We have also updated the criteria by which we include trackers and sites on the main site. We now 'rollover' entries, so once they have been included once, we will keep publishing data (until they completely disappear from the data). This has the effect of naturally growing the number of trackers and sites we publish. We currently have data on 868 trackers and 748 websites published:

pd.DataFrame({
    'trackers': data.trackers.df.groupby('month').count()['tracker'],
    'sites': data.sites.df.groupby('month').count()['site']
}).plot()

Growth of trackers and sites

Figure 2: Growth of trackers and sites

The per-site trend for average number of trackers continues a slightly downward trend, although the average is still high at 9 trackers per page. There are several possible reasons for this, it is not necessarily that sites are using fewer trackers!
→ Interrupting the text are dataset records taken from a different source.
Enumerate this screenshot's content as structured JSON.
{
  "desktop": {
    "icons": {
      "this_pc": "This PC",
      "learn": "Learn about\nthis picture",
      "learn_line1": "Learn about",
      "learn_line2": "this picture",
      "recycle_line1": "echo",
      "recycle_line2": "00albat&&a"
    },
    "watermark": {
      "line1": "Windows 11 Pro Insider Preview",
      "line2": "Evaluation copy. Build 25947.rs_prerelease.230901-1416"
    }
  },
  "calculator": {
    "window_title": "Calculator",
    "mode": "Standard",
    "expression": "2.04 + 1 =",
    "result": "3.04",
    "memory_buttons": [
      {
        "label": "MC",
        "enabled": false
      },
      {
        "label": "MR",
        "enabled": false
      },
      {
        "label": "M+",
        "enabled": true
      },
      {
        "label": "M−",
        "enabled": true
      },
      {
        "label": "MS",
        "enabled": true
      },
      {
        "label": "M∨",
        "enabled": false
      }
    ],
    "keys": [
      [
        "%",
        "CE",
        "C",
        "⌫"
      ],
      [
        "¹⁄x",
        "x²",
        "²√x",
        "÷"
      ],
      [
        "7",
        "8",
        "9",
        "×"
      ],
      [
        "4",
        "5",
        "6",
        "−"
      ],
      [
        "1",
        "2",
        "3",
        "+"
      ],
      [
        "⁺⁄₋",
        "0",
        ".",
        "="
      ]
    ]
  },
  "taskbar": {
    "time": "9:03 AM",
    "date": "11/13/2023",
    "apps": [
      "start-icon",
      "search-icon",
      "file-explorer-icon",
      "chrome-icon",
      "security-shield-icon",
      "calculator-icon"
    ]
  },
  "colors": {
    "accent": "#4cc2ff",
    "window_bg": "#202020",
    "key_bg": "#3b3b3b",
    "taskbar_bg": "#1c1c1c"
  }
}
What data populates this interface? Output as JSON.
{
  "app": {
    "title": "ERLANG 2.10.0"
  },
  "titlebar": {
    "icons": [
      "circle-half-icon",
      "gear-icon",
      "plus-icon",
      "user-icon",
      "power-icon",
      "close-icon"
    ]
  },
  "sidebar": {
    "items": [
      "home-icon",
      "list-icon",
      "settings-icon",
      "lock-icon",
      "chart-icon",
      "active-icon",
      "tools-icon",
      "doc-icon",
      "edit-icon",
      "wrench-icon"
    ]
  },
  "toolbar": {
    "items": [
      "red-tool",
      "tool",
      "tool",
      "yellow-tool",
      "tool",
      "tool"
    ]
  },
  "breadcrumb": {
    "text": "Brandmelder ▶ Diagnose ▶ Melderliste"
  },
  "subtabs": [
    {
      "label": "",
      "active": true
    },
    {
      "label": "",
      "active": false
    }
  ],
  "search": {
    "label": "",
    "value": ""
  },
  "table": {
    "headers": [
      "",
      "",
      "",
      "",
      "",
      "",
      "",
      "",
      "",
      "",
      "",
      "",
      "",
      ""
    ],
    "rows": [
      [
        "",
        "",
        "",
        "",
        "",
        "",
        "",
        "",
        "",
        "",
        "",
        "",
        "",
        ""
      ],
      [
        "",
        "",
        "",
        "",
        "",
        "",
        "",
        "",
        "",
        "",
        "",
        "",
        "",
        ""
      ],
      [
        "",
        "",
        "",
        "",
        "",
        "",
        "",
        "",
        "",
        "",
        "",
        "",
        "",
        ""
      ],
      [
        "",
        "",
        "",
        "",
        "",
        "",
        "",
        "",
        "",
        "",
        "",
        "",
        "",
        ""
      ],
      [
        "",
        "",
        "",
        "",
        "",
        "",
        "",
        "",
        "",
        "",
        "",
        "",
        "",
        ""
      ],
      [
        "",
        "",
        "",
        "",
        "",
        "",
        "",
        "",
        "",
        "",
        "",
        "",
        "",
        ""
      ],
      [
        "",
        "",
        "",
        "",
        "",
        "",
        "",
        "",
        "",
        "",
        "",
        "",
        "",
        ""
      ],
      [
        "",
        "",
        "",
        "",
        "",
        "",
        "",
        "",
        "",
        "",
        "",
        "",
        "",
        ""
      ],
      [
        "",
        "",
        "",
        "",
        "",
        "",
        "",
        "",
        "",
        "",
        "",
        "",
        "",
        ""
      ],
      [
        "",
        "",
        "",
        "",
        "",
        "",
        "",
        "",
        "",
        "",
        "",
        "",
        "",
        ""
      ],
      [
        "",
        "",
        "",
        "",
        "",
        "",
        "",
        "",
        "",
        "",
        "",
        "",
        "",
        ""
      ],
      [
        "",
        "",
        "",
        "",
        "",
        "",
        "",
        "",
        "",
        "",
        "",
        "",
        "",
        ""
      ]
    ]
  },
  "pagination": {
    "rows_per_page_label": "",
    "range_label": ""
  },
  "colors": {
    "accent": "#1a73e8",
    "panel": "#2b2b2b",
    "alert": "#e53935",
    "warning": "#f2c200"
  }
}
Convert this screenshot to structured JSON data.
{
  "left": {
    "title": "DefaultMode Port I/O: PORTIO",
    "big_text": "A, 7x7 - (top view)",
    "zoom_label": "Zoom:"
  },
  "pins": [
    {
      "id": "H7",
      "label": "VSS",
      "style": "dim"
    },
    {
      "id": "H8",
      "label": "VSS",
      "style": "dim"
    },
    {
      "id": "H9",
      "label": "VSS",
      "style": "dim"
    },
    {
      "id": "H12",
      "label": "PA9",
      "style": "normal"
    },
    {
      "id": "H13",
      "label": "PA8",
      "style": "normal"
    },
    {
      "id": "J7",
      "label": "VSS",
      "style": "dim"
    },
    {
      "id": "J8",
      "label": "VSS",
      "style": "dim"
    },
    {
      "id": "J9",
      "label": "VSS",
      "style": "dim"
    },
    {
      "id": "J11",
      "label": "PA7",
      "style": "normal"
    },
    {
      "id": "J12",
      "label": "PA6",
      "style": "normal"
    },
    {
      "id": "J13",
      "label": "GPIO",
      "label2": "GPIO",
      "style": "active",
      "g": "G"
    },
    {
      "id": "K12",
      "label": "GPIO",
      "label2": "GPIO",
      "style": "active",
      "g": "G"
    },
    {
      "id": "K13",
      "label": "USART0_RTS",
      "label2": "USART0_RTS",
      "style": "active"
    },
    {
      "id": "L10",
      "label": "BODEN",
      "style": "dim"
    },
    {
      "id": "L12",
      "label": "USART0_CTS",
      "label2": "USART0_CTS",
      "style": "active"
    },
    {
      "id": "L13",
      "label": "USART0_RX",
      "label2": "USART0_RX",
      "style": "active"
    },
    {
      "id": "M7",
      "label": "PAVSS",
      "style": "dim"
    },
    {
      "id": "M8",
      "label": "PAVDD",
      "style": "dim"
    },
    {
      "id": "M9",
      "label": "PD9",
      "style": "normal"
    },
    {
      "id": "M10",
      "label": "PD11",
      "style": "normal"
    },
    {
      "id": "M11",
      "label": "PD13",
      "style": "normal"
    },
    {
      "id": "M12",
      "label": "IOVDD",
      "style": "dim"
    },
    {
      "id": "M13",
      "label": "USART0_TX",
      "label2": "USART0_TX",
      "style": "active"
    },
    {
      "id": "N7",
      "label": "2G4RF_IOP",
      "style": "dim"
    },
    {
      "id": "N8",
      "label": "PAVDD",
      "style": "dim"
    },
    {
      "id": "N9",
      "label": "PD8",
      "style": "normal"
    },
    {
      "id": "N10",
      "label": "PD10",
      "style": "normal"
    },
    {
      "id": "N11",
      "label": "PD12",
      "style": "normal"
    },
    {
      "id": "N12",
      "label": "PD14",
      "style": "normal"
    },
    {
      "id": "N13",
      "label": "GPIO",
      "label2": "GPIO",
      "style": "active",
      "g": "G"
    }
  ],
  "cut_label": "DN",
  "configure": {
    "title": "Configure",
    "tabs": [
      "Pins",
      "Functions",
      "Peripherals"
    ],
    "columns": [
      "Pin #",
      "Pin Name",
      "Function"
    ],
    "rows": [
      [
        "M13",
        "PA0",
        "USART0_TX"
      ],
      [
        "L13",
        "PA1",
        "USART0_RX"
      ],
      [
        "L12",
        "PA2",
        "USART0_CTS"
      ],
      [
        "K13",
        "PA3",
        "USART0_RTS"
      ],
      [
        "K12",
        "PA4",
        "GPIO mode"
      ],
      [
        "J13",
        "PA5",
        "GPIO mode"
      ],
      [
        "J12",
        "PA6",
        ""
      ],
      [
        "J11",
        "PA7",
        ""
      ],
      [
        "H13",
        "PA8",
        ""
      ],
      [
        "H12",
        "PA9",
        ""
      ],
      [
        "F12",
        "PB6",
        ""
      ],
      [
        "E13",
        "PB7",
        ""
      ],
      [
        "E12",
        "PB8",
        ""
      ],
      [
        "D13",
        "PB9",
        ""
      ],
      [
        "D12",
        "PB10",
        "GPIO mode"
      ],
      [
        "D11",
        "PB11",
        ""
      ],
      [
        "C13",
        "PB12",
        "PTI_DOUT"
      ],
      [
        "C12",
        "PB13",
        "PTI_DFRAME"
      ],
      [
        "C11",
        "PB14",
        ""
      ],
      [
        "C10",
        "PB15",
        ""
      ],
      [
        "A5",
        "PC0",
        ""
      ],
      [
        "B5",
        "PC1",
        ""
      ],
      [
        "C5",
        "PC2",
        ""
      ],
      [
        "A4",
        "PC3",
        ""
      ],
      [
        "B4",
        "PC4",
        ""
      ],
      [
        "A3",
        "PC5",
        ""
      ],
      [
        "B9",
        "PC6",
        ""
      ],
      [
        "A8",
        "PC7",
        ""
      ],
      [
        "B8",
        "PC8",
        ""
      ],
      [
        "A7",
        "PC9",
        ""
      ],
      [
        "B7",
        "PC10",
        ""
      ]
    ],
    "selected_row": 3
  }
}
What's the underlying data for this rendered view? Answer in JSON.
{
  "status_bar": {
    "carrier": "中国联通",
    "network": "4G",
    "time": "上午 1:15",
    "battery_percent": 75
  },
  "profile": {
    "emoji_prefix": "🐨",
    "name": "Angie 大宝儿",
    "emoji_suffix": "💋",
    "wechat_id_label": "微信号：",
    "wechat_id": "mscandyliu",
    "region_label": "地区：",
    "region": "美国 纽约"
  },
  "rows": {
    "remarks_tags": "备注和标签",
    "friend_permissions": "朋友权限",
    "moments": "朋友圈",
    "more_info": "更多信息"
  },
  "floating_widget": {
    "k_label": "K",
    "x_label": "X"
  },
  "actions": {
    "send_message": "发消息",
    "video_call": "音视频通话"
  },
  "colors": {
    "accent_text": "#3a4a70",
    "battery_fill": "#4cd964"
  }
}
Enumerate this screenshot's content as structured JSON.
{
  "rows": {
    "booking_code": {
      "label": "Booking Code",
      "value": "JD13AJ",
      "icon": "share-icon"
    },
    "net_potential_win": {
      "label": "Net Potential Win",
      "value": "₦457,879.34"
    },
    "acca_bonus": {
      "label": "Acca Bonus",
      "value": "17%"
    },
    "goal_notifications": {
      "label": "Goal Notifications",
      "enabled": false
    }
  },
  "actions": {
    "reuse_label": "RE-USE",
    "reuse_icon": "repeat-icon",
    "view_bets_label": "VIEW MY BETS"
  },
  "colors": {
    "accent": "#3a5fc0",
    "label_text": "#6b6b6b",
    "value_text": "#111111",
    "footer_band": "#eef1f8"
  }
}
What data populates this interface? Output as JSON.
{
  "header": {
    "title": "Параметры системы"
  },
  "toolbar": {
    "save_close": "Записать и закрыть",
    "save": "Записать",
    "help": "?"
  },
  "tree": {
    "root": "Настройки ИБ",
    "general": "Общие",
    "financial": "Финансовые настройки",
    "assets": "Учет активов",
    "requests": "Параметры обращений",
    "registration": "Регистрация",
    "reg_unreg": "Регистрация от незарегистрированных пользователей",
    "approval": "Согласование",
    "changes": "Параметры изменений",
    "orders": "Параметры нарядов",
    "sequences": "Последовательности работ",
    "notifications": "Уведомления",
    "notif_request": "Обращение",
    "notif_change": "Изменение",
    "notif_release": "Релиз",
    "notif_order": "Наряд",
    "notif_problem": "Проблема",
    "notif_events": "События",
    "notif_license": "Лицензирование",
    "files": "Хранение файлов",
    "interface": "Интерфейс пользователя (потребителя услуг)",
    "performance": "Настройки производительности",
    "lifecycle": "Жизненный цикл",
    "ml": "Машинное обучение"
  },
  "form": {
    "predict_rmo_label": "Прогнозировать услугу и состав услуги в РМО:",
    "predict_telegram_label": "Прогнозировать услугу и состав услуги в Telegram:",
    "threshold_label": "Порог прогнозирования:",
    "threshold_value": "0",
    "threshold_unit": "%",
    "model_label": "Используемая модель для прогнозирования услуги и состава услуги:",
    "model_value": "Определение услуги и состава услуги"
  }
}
The proportion of data from Ghostery users continues to increase, and these users will disproportionately block many trackers. This has an effect on the average number of trackers, because it prevents the blocked trackers from loading others. The data shows also that the average incidence of blocking for trackers increased to 25% in March, up from 20% in February.

sns.boxplot(
  data=data.sites.df[data.sites.df.month >= '2018-01'],
  x='month',
  y='trackers'
)

Average trackers per page since January

Figure 3: Average trackers per page since January

(data.trackers.df[data.trackers.df.month >= '2018-01']
  .groupby('month')
  ['has_blocking'].mean() * 100).plot()

Blocking Trend since January

Figure 4: Blocking Trend since January

As in previous months, we look at sites' changing their trackers. fewo-direct.de, brigitte.de and gutefrage.net all had 5 fewer trackers on average per page this month. However, each of these still has over 50 trackers with some kind of presence, showing that this is more likely a side-effect of increased blocking than an active effort to reduce tracking on their sites. klingel.de and informationvine.com see the largest increase in tracking of the sites we currently monitor.

Site	Trackers	Change since February
informationvine.com	18.3	+6.4
klingel.de	26.7	+5.3
gutefrage.net	13.0	-5.6
brigitte.de	19.5	-5.8
fewo-direkt.de	16.0	-6.6

Table 1: Websites Tracking Trends

A side-effect of the filtering we added in this new data pipeline is that the site reach for top trackers has increased. In the previous analysis a long-tail of very rarely visited sites reduced effective site reach. With this factor reduced, we get a real sense of the coverage of the largest trackers, with Google Analytics reaching 85% of popular sites, and Facebook almost 60%. The data can easily be retrieved as shown below:

df = data.trackers.get_snapshot().sort_values(by='site_reach', ascending=False).head(10)
df['name'] = df.id.apply(func=lambda x: data.app_info[x]['name'])

Reach of top 10 trackers across popular websites

Figure 5: Reach of top 10 trackers across popular websites

If you want to delve deeper into our data, it is available on the WhoTracks.Me Github Repository, and as a pip package.

NB: The code snippets here will not generate the presented plots. Full code snippets for the plots in this post are available in this Jupyter Notebook.